Ontmoeting en overleg met leden van andere congregaties
De KNR organiseert verschillende bijeenkomsten voor jongere religieuzen: atelierdagen voor vormingsverantwoordelijken (twee maal per jaar) en andere bijeenkomsten van en voor jongere religieuzen rond verschillende thema’s. Hieraan nemen ook veel buitenlandse religieuzen deel. Het zijn momenten om medereligieuzen, Nederlanders en buitenlanders, te ontmoeten en ideeën en ervaringen uit te wisselen. Bijeenkomsten met anderen, waaronder ook buitenlandse religieuzen die lid zijn van een andere congregatie of orde, bieden veel herkenning. Men heeft soortgelijke ervaringen en kan van elkaar leren.

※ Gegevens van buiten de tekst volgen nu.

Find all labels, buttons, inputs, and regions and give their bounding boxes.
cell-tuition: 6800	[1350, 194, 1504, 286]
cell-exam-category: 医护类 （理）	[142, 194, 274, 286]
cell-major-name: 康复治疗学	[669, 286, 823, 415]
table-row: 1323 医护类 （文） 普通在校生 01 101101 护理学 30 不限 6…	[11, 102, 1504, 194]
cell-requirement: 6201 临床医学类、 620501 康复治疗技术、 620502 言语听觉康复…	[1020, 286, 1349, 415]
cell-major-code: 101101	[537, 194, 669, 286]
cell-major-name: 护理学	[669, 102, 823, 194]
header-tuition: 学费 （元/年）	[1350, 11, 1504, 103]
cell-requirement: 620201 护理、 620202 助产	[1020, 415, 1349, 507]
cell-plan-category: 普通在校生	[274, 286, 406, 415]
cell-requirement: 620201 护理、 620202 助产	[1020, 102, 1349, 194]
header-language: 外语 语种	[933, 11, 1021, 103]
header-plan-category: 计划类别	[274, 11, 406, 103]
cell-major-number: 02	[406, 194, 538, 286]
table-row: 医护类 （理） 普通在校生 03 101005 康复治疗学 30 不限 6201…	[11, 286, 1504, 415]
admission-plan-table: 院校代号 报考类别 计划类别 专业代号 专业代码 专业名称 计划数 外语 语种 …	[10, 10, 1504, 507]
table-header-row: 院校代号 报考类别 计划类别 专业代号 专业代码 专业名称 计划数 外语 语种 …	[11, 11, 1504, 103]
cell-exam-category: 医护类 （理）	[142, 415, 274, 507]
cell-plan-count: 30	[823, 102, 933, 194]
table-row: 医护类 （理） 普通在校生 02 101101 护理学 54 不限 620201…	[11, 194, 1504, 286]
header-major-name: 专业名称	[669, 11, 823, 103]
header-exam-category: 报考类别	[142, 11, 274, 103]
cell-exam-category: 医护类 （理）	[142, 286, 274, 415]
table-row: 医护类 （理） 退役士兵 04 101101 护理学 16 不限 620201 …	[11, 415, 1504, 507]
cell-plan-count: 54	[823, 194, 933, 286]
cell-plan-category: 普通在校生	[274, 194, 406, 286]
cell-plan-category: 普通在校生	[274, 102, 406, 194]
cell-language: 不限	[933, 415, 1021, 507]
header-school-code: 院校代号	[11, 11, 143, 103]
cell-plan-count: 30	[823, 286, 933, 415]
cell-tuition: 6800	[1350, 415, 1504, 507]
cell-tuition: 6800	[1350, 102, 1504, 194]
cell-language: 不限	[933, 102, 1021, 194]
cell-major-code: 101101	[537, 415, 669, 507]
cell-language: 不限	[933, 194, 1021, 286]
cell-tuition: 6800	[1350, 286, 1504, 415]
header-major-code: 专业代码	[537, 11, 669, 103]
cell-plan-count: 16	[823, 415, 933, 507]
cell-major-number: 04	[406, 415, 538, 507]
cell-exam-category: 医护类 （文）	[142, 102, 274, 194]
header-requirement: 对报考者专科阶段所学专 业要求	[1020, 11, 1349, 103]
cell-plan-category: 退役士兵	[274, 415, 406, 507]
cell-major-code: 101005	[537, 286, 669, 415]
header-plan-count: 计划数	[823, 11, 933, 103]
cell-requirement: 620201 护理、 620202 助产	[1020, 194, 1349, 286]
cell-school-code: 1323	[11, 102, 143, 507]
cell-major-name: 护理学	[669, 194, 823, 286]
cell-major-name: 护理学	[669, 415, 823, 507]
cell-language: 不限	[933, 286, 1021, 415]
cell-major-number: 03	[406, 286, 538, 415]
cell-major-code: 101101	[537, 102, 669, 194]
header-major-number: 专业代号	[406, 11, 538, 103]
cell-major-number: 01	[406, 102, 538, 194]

Op de website van de KNR staat onder ‘agenda’ een overzicht van bijeenkomsten.
In het Beraad Missionarissen in Nederland (BEMIN) wisselen leden ervaringen uit en bespreken zij onderwerpen omtrent buitenlandse missionarissen en hun missie in Nederland, zoals: missionair pastoraat, migrantenpastoraat, vorming en begeleiding, kloof oud/jong, enz. Zo is o.a. de Leergang Kerkelijke Inburgering van het NIM tot stand gekomen. Deze beoogt buitenlandse missionarissen bekend te maken met de geschiedenis en actuele situatie van religie, kerk en missie in Nederland. U kunt informatie hierover opvragen via: nim@nim.ru.nl
III. Begeleiding op individueel en gemeenschappelijk niveau
Begeleiding van individuen
Het is raadzaam dat men kort na aankomst met de nieuw gekomene een aantal praktische zaken bespreekt over het communiteitsleven, hoe zaken geregeld zijn, welke taken er zijn, wat van hem of haar verwacht wordt, ook wat betreft taalstudie, inburgering en wat men volgens de IND wel of niet mag. Het is enerzijds nodig goed naar hun eerste ervaringen te luisteren. Maar de ervaring leert anderzijds ook dat men naar hen toe duidelijk moet zijn over wat men van hen verwacht. Ook hebben de nieuwkomers op z’n tijd aanmoediging en bevestiging nodig, zodat ze voelen dat ze gewaardeerd worden en dat ze het goed doen.
Goede begeleiding is uiterst belangrijk. Vaak zorgt een instituut ervoor dat er een persoonlijke begeleider is (van buiten de communiteit) met wie de buitenlandse religieus kan bespreken wat hij of zij op het hart heeft, wat deugd doet of waar men tegenaan loopt.
Soms reageren nieuwkomers allergisch als ze over begeleiding of stagelopen horen. Ze hebben vaak net hun opleiding afgesloten en gaan ervan uit klaar te zijn voor hun missionaire taak. Het gaat echter niet om begeleiding in de zin van een leer- of vormingsproces, maar om een persoonlijke begeleiding waarin men gestimuleerd wordt de kerkelijke en maatschappelijke inburgering (in de breedste zin van het woord) te verwerken en integreren.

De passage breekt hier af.